Nos Estados Unidos, onde mais de 5 milhões de crianças de 5 a 11 anos receberam a primeira dose do imunizante Pfizer contra a covid-19 e mais de 2 milhões têm o esquema vacinal completo, 97% dos eventos não foram graves. Todas estas evidências apontam que os benefícios de tomar a vacina superam o risco de covid-19 em quadro grave e possíveis complicações futuras.
Foto: Peter Iliciev/Icict/Fiocruz
Pesquisa
Metade das crianças e adolescentes brasileiros mortos por covid-19 em 2020 tinham até 2 anos de idade. Um terço dos óbitos até 18 anos ocorreram entre os menores de 1 ano, e 9% eram bebês com menos de 28 dias de vida. Essas são algumas das conclusões de uma pesquisa do Instituto de Comunicação e Informação Científica e Tecnológica em Saúde da Fiocruz. O estudo analisou mais de 1,2 mil óbitos de crianças e adolescentes para mensurar o impacto e as características da doença nessa faixa etária.
O coordenador da pesquisa, Cristiano Boccolini, alertou em entrevista à Rádio Senado que em maio ocorreu uma morte por dia de criança nessa faixa etária. Ele reiterou que a sociedade deve confiar na decisão dos pesquisadores e explicou que vacinar as crianças dos 5 aos 11 anos representa proteger as de menor idade, inclusive bebês, para as quais ainda não existe vacina, os idosos imunossuprimidos.
Casos e óbitos
As falhas nos sistemas de informação vêm apresentando problemas na coleta, digitalização e disponibilização de registros de casos e óbitos, que se refletem ora muito abaixo do esperado, ora apontam para um aumento abrupto no número divulgado de casos de covid-19, “o que prejudica o acompanhamento da pandemia e a avaliação dos possíveis impactos nas medidas de flexibilização”.
Nos últimos dois meses, de outubro a novembro, foram registrados uma média de 10.200 casos e 260 óbitos por dia. No entanto, nas duas últimas Semanas Epidemiológicas (SE) 49 e 50 (5 a 18 de dezembro), se observou uma maior oscilação no número de casos e de óbitos, o que se deve em parte a problemas no fluxo de dados por toda a rede de atenção e vigilância do SUS. A queda observada do número de casos registrados (5 % ao dia) é incompatível com a dinâmica de transmissão da doença. Isso se pode confirmar pelo aumento abrupto da taxa de letalidade, que saltou de 2,5% para 4,2%, o que indica uma queda no número de casos, não acompanhada pelo número de óbitos, o que é resultado da subnotificação de grande parte dos casos nas últimas semanas.

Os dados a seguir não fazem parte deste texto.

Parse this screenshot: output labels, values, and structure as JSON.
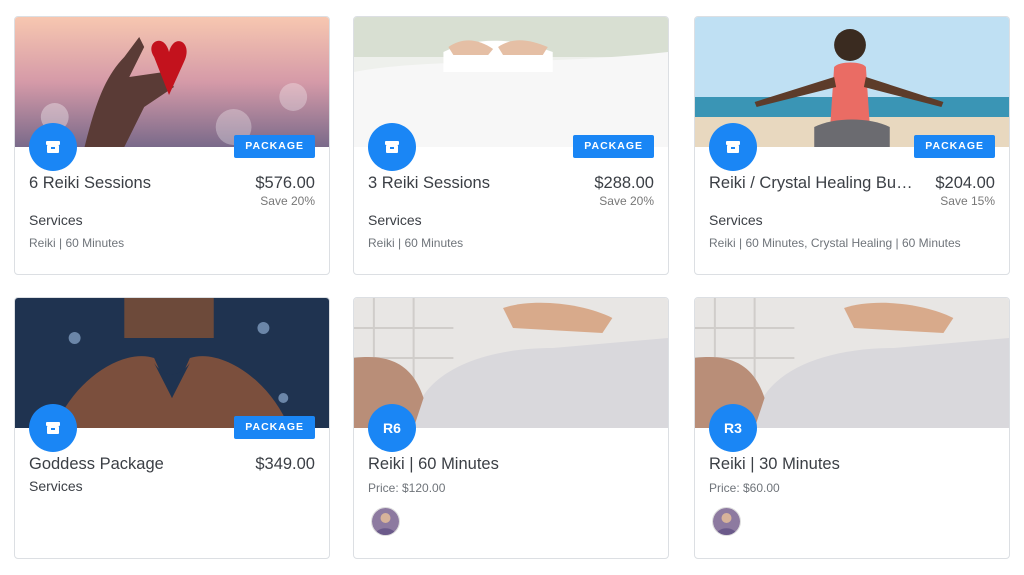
{
  "cards": [
    {
      "title": "6 Reiki Sessions",
      "price": "$576.00",
      "save": "Save 20%",
      "badge": "PACKAGE",
      "category": "Services",
      "meta": "Reiki | 60 Minutes"
    },
    {
      "title": "3 Reiki Sessions",
      "price": "$288.00",
      "save": "Save 20%",
      "badge": "PACKAGE",
      "category": "Services",
      "meta": "Reiki | 60 Minutes"
    },
    {
      "title": "Reiki / Crystal Healing Bun...",
      "price": "$204.00",
      "save": "Save 15%",
      "badge": "PACKAGE",
      "category": "Services",
      "meta": "Reiki | 60 Minutes,  Crystal Healing | 60 Minutes"
    },
    {
      "title": "Goddess Package",
      "price": "$349.00",
      "badge": "PACKAGE",
      "category": "Services"
    },
    {
      "title": "Reiki | 60 Minutes",
      "initials": "R6",
      "price_text": "Price: $120.00"
    },
    {
      "title": "Reiki | 30 Minutes",
      "initials": "R3",
      "price_text": "Price: $60.00"
    }
  ],
  "colors": {
    "accent": "#1a86f5",
    "border": "#dcdfe3",
    "text": "#3b3f45"
  },
  "icons": {
    "package": "archive-box-icon",
    "avatar": "practitioner-avatar"
  }
}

Dados obtidos em 20 de dezembro de 2022 mostram taxas predominantemente baixas e sugerem o gerenciamento de leitos de disponíveis, com a manutenção da tendência da retirada paulatina em alguns estados (Acre, Minas Gerais, Paraná, Santa Catarina e Goiás) e reabertura de leitos em Rondônia e Pará, que, respectivamente, saíram da zona de alerta intermediário para fora da zona de alerta, e da zona de alerta crítico para a zona de alerta intermediário. Além do Pará, somente o Distrito Federal aparece esta semana na zona de alerta intermediário.

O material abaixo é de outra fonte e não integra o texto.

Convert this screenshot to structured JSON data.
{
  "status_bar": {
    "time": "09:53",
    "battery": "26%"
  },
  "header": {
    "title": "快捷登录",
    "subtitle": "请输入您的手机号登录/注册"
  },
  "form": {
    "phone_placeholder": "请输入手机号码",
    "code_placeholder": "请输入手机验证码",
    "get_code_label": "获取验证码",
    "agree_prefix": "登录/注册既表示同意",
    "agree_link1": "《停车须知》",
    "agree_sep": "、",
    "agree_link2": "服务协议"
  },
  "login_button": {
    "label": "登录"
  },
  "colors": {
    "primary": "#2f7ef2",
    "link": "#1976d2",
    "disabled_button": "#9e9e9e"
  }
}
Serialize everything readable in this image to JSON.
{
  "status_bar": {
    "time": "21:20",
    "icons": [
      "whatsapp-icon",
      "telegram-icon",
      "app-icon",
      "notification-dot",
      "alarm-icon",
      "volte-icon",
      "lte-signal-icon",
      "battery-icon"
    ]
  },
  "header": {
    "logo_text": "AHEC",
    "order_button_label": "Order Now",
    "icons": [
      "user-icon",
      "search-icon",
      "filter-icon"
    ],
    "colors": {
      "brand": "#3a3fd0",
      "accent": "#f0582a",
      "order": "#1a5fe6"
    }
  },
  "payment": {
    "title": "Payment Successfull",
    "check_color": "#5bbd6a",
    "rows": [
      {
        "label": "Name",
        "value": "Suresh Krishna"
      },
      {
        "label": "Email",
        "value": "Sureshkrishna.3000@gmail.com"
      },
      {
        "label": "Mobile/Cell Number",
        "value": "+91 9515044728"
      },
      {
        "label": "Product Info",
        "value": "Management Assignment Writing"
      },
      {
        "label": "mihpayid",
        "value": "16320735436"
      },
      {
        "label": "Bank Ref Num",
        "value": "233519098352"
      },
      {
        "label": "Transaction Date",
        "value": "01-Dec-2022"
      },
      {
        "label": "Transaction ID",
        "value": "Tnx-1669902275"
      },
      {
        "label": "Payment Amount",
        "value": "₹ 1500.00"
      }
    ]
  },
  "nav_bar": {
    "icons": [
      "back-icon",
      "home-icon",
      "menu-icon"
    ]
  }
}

Síndrome Respiratória Aguda Grave
A análise sobre o monitoramento e a retrospectiva sobre os casos de Síndrome Respiratória Aguda Grave (SRAG) considerou os dados obtidos somente até a SE 48. A partir desse período, os dados da base Sistema de Informação de Vigilância Epidemiológica da Gripe (Sivep-Gripe), do Ministério da Saúde, passaram a ficar indisponíveis, impossibilitando a realização do estudo e do Boletim InfoGripe da Fiocruz.

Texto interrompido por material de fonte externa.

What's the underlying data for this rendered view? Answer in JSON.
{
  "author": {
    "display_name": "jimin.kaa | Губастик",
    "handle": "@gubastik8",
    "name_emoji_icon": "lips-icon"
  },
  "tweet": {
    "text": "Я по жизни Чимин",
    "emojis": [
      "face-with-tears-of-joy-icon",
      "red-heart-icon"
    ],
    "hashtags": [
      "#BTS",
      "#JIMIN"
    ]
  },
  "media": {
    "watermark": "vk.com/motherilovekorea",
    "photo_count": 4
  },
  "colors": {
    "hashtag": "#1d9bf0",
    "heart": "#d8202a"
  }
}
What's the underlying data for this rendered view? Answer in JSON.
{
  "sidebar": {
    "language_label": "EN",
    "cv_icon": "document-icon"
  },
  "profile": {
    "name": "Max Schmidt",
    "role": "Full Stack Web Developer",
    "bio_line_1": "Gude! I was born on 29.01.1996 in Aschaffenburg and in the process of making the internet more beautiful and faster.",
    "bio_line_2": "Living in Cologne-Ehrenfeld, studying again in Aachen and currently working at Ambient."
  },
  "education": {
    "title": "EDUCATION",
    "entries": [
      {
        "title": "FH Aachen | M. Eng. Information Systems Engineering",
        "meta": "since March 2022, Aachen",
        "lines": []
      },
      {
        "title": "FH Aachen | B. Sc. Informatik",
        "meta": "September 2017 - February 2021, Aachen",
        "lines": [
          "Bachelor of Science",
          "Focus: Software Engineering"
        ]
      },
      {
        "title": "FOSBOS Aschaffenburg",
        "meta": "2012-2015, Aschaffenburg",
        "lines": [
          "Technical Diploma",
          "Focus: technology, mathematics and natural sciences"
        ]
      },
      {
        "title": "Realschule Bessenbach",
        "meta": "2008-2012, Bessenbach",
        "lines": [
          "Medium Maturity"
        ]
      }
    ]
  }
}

Em outubro, verificou-se uma desaceleração da taxa de incidência de SRAG, que pode estar ligada a várias atividades presenciais, como escolas e eventos, entre outros. Até a o final de novembro e início de dezembro, este movimento levou a uma ligeira tendência de aumento, com taxas de incidência muito menores que no primeiro semestre, mas ainda altas – entre dois a cinco casos por 100 mil habitantes.
*Com informações da Fiocruz e Agência Senado.